You have to differentiate between the variable and the object that it points to.
By declaring a variable that points to a given object, it specifies nothing about the object it is pointing to. An object knows its type when it is created. (There is a hidden instance variable for every object called isa, when an object is created, the isa variable is set to the class that created it.)
id vc = [[MyViewController alloc] init];
The object that vc points to is a MyViewController.
NSString *vc = [[MyViewController alloc] init];
still works and vc points to a MyViewController - the object knows what it is, it doesn’t care what your variables call it. If you were escaping a burning building, and someone said, “Mike! Get that fire extinguisher!” You wouldn’t say, “My name’s not Mike, so I don’t know how to do that.”
The issue only comes into play when you start sending messages to an object. To send a message to an object, you use a variable that points to that object as the receiver to the message. If you have an NSString * variable that points at a MyViewController and you try and send a message that MyViewController implements, you will get a warning from the compiler. However, your code will still execute okay.
Why? When you send a message to an object, the method that is triggered isn’t figured out until runtime. (This allows us to do all kinds of fancy stuff that a language like C or C++ can’t do.) When a message is sent to an object during execution, that object looks at its isa variable and then asks the class stored in the isa variable to run the method that matches the message. (It also sets self = that object.)

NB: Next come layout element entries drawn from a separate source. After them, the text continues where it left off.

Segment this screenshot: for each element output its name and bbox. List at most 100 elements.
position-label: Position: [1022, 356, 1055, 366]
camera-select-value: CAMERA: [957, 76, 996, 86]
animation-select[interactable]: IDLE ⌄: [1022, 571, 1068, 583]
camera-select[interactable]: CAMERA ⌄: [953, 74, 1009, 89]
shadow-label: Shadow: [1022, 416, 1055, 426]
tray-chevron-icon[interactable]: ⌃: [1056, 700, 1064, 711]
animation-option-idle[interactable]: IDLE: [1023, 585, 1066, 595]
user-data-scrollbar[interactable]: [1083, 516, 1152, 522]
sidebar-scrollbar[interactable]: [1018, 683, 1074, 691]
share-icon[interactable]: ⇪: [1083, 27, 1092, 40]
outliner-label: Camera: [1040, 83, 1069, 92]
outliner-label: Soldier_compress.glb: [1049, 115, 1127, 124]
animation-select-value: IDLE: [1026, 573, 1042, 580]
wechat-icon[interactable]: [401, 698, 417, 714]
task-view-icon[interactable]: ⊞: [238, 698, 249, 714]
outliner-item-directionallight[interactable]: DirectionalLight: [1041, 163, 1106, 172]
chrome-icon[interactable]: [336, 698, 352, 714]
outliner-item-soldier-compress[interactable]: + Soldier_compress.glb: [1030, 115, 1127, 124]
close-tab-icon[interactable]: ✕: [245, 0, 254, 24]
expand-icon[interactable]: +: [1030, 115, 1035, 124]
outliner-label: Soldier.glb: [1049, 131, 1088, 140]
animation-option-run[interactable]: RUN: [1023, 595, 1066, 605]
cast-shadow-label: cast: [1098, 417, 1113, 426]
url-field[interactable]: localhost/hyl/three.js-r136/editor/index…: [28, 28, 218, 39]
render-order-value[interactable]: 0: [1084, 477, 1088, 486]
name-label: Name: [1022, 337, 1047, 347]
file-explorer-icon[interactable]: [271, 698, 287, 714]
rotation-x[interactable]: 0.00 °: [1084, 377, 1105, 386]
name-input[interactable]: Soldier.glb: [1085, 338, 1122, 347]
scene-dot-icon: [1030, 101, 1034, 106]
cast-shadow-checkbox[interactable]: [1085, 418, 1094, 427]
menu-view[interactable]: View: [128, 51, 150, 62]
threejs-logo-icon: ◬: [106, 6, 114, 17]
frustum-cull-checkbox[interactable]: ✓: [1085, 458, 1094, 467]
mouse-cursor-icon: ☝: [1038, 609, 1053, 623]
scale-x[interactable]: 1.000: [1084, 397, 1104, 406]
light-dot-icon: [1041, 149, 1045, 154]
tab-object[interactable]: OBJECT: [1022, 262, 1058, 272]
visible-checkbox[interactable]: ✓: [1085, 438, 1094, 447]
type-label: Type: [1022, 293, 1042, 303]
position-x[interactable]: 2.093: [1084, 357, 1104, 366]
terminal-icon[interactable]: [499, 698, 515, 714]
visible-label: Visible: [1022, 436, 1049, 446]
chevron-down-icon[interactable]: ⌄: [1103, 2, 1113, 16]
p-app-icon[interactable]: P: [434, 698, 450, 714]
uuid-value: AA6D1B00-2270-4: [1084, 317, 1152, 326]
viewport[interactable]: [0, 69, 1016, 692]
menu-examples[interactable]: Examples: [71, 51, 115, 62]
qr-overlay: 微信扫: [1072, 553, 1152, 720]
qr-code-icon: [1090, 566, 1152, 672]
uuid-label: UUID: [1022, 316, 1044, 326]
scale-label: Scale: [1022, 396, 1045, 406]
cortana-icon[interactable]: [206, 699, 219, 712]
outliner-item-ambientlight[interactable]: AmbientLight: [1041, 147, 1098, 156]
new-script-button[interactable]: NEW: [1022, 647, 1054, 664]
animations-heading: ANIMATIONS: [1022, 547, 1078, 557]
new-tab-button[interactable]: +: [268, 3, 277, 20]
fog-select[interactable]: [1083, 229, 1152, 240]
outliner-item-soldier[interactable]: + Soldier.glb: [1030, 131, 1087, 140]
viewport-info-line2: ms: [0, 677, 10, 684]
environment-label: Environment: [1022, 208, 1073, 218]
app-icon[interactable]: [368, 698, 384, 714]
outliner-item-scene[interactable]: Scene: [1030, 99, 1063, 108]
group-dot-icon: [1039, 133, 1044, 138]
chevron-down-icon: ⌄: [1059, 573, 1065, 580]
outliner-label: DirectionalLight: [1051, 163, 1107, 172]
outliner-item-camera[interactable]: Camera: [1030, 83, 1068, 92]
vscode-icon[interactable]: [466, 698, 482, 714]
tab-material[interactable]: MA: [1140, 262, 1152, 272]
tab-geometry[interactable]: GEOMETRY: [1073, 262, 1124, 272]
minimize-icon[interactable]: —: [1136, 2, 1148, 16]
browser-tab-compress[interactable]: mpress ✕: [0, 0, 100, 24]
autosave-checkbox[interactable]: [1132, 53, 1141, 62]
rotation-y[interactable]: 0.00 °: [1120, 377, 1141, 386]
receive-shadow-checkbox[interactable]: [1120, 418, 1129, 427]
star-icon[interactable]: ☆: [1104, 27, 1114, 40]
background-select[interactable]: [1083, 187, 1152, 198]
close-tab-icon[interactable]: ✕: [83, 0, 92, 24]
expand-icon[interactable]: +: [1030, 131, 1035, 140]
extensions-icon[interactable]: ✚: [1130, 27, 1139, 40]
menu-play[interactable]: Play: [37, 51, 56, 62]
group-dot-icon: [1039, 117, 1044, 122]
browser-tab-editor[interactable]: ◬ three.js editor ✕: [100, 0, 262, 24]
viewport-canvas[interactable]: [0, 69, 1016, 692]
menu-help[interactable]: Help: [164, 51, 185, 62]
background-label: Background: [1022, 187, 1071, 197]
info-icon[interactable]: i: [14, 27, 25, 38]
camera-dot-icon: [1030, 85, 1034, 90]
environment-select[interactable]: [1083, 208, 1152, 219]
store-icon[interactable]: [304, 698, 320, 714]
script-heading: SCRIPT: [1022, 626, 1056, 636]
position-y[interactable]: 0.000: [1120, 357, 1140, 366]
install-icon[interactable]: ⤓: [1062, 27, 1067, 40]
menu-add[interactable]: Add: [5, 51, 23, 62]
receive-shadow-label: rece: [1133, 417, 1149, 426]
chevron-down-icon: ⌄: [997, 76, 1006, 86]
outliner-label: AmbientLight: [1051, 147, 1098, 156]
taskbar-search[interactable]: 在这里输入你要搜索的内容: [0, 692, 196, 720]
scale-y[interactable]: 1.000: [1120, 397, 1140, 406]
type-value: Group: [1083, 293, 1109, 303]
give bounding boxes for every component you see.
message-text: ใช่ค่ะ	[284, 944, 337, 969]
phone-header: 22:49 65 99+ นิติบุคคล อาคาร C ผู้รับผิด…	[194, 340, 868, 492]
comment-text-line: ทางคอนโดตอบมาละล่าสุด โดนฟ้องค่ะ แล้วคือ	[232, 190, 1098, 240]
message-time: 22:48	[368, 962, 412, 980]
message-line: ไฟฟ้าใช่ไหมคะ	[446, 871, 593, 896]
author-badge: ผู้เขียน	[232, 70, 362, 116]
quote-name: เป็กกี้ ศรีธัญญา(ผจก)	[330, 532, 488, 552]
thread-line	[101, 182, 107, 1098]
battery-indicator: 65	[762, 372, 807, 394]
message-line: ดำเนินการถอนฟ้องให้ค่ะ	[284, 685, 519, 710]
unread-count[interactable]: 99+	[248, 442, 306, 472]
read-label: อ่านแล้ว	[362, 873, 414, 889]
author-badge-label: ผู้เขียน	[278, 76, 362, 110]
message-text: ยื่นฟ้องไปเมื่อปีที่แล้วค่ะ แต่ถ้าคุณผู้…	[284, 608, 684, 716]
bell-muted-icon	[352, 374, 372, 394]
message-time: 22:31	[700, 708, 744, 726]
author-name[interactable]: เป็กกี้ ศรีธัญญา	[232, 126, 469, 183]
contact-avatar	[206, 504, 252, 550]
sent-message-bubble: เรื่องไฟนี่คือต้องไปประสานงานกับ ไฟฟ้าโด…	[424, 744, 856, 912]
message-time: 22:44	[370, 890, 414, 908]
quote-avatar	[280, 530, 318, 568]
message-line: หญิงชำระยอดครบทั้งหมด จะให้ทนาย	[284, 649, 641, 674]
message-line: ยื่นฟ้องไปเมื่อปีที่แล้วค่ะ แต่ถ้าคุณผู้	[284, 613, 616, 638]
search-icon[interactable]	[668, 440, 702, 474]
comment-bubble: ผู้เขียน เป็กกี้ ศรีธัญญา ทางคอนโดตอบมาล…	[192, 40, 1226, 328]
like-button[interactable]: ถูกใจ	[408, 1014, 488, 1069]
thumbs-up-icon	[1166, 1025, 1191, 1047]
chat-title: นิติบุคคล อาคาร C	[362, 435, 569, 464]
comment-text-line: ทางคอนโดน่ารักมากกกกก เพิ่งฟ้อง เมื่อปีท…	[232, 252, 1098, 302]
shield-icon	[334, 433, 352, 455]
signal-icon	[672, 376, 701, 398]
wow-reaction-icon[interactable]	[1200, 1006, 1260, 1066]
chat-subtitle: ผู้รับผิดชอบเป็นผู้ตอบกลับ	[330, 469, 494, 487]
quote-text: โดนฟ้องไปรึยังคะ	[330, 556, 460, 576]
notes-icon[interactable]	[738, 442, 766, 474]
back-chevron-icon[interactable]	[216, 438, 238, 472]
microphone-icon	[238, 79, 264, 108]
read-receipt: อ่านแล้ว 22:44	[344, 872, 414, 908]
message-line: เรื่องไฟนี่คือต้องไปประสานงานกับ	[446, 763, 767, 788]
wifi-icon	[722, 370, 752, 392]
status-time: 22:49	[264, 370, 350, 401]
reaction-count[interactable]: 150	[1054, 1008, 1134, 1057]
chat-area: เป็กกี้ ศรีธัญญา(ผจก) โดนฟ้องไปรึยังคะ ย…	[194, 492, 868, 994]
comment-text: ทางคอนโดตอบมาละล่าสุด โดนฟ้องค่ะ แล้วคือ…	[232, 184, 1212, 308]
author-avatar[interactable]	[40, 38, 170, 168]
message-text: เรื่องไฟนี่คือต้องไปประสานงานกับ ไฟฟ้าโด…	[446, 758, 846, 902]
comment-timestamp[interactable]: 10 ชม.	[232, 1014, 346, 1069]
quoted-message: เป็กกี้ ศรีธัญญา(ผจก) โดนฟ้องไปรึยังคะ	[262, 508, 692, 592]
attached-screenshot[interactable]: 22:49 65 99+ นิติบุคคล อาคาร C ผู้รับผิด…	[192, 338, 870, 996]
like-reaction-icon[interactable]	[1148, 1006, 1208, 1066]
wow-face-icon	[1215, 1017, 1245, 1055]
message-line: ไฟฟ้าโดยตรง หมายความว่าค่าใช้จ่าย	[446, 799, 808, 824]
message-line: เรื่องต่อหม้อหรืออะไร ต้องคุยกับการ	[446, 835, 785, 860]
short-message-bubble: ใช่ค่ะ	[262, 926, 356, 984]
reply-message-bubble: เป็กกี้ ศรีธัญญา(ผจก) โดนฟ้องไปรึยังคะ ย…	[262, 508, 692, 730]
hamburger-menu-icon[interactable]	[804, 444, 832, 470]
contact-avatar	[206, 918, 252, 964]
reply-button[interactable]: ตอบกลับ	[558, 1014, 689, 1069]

Therefore, the type of a variable in code is only a hint to a compiler. We purposely type our variables to the object it points to so that, at compile-time, we can see any possible errors. We won’t truly know if there is an error until runtime, though.
In the specific case you are showing, we aren’t sending any HypnosisViewController- or CurrentTimeViewController-specific messages to vc1 or vc2. Thus, we don’t need to reference them by their true type. Using id here would have the same effect.